Any other reason would have been flat-out adultery. But since Daddy wasn’t getting any at home, it was the duty of those who understood him to make things right, so much so that every neighborhood floozy, and a few impressionable ingénues, lined up to heal his ailment, bragging that they’d relieved the suffering married man, whose frigid and self-absorbed wife had abandoned in the bedroom.
Sharp Lamberton picked those women off like ducks in open season—entertaining two at a time, three at least once that I know of, all between Mother’s leaving for work in the morning and coming home around four.

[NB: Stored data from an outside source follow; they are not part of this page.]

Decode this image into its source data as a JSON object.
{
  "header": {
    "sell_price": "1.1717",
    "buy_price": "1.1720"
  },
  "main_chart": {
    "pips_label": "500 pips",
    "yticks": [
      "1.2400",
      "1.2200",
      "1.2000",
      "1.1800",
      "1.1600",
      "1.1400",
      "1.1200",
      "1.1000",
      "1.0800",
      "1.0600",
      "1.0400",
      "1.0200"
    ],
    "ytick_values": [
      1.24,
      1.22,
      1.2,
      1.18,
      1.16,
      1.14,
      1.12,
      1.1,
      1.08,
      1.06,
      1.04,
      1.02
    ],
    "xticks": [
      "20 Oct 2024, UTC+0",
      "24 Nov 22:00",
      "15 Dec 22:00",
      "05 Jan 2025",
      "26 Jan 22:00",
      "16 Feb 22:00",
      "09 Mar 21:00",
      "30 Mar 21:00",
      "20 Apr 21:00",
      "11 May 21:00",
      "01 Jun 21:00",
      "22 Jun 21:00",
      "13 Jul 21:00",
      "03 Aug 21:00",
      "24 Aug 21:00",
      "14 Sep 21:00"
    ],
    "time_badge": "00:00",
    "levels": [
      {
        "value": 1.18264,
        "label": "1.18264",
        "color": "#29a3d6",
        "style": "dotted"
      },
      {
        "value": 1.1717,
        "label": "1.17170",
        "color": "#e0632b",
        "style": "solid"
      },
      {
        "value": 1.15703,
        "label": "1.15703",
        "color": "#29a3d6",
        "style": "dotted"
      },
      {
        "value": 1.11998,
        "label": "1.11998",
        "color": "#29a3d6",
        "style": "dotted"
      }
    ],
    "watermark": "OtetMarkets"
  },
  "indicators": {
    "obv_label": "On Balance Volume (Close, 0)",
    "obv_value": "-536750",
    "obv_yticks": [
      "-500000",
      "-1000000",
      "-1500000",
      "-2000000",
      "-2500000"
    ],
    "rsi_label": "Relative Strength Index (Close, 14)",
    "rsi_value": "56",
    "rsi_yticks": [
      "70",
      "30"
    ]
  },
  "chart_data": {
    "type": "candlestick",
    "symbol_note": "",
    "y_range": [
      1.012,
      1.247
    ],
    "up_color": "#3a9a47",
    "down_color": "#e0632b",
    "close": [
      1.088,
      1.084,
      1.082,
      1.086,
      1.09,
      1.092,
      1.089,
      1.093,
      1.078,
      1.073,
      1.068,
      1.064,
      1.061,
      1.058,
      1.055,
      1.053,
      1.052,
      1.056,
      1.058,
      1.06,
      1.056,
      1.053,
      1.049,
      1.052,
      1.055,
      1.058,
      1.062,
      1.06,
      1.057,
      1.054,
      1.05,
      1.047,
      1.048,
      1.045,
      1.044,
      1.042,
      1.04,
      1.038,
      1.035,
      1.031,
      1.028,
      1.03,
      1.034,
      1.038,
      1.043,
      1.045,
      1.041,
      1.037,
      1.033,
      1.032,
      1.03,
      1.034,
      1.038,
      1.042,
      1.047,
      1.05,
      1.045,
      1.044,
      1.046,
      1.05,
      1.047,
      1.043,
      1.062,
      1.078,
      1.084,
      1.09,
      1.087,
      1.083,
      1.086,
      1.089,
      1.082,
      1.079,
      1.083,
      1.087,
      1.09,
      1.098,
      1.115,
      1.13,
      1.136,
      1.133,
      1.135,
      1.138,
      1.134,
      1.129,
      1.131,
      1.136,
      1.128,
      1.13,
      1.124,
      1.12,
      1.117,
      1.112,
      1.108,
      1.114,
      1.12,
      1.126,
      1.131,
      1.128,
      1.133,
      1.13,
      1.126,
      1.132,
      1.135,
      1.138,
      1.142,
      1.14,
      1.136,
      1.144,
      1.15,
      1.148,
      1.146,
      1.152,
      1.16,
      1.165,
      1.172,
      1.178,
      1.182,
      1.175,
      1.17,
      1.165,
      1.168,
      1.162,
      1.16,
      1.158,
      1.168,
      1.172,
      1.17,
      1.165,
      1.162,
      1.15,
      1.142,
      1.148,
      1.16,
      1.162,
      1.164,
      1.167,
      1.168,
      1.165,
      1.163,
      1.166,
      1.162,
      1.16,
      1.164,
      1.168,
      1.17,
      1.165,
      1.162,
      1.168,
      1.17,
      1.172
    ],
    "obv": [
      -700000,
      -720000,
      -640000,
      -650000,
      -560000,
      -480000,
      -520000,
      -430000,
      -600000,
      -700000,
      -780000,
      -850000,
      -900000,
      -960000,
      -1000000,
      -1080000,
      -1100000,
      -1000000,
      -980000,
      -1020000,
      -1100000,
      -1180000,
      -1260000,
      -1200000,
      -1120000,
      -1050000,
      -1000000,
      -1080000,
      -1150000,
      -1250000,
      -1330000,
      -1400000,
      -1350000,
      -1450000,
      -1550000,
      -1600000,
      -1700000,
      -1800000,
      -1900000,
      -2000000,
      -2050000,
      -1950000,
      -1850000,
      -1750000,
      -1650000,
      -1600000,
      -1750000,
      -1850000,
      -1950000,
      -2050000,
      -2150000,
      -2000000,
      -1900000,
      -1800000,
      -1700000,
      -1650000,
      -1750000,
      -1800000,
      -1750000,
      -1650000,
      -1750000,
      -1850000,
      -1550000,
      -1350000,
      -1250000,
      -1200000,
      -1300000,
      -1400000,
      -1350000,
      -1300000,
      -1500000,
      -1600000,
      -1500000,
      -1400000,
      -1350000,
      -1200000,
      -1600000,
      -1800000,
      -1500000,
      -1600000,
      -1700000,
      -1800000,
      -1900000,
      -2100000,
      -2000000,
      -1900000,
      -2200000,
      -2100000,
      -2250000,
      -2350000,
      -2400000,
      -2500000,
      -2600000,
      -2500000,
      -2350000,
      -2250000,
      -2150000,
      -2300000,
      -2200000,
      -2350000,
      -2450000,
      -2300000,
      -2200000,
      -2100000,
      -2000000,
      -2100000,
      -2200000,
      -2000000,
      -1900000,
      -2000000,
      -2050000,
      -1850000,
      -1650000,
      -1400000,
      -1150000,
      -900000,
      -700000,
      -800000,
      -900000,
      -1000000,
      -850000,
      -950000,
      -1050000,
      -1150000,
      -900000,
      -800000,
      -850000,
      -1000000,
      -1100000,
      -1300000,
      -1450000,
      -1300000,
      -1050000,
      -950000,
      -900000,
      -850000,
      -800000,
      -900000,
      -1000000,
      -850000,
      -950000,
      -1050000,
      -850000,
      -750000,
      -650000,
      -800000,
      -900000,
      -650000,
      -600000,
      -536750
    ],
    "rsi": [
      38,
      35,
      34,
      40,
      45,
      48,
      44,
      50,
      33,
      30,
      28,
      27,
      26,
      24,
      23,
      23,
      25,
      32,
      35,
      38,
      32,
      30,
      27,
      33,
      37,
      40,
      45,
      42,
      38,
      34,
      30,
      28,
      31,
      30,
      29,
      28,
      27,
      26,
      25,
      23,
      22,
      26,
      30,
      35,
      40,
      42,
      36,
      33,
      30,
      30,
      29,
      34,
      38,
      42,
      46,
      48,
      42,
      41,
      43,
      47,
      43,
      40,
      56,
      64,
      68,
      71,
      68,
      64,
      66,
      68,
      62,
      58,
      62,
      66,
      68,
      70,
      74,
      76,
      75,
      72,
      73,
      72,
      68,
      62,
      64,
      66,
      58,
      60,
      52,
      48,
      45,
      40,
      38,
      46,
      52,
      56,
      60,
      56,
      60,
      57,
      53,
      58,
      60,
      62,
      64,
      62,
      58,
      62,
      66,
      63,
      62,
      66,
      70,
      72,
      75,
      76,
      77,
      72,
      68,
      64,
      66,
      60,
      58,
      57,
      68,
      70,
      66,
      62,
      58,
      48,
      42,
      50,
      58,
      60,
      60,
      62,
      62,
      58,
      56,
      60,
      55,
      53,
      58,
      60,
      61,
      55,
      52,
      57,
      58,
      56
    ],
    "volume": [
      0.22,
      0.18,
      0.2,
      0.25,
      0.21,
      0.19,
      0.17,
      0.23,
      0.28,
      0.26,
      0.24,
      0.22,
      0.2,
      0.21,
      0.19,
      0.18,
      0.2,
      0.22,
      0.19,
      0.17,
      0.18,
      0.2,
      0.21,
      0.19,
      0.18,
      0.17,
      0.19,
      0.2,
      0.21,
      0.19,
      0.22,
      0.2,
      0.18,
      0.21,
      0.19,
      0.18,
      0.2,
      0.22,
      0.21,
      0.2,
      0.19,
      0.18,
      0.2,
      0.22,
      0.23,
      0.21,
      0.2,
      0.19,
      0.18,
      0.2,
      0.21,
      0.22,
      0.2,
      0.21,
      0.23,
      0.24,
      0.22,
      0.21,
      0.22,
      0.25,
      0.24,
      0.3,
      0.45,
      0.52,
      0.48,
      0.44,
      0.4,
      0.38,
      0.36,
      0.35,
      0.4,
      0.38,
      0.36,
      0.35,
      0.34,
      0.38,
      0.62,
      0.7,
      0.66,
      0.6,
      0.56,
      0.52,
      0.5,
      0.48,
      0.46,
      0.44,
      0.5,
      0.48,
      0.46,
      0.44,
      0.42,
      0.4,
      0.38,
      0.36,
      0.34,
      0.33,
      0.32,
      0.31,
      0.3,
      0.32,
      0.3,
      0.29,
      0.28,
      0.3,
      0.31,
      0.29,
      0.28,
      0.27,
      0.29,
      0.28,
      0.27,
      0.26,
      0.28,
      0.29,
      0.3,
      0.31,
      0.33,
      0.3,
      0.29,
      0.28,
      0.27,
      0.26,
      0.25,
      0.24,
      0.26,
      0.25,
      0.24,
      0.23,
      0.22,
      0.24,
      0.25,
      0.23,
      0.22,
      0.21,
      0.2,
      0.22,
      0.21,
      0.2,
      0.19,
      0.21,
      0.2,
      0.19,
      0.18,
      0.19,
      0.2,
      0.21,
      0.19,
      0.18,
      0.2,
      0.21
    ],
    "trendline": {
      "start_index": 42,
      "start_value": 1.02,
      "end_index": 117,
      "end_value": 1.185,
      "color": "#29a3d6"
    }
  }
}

Perfumes and lipsticks, stenches and smears, none belonging to Mother yet hers by proxy. Daddy hadn’t an ounce of decorum to spare. Mother, hell-bent on not projecting her incredulousness, slept warmed under a picnic throw, while wedged between mattress and rail on her side of the bed. She’d wake early and take hot baths, each time fiercely scrubbing away the skin perished from her body overnight. Each shed layer chilled her spirit. But her skin, exfoliated and buffed, was flawless. Daddy’s infidelity may have extinguished the fire in Mother’s heart, but it made her more beautiful.
She was radiant the day he left her.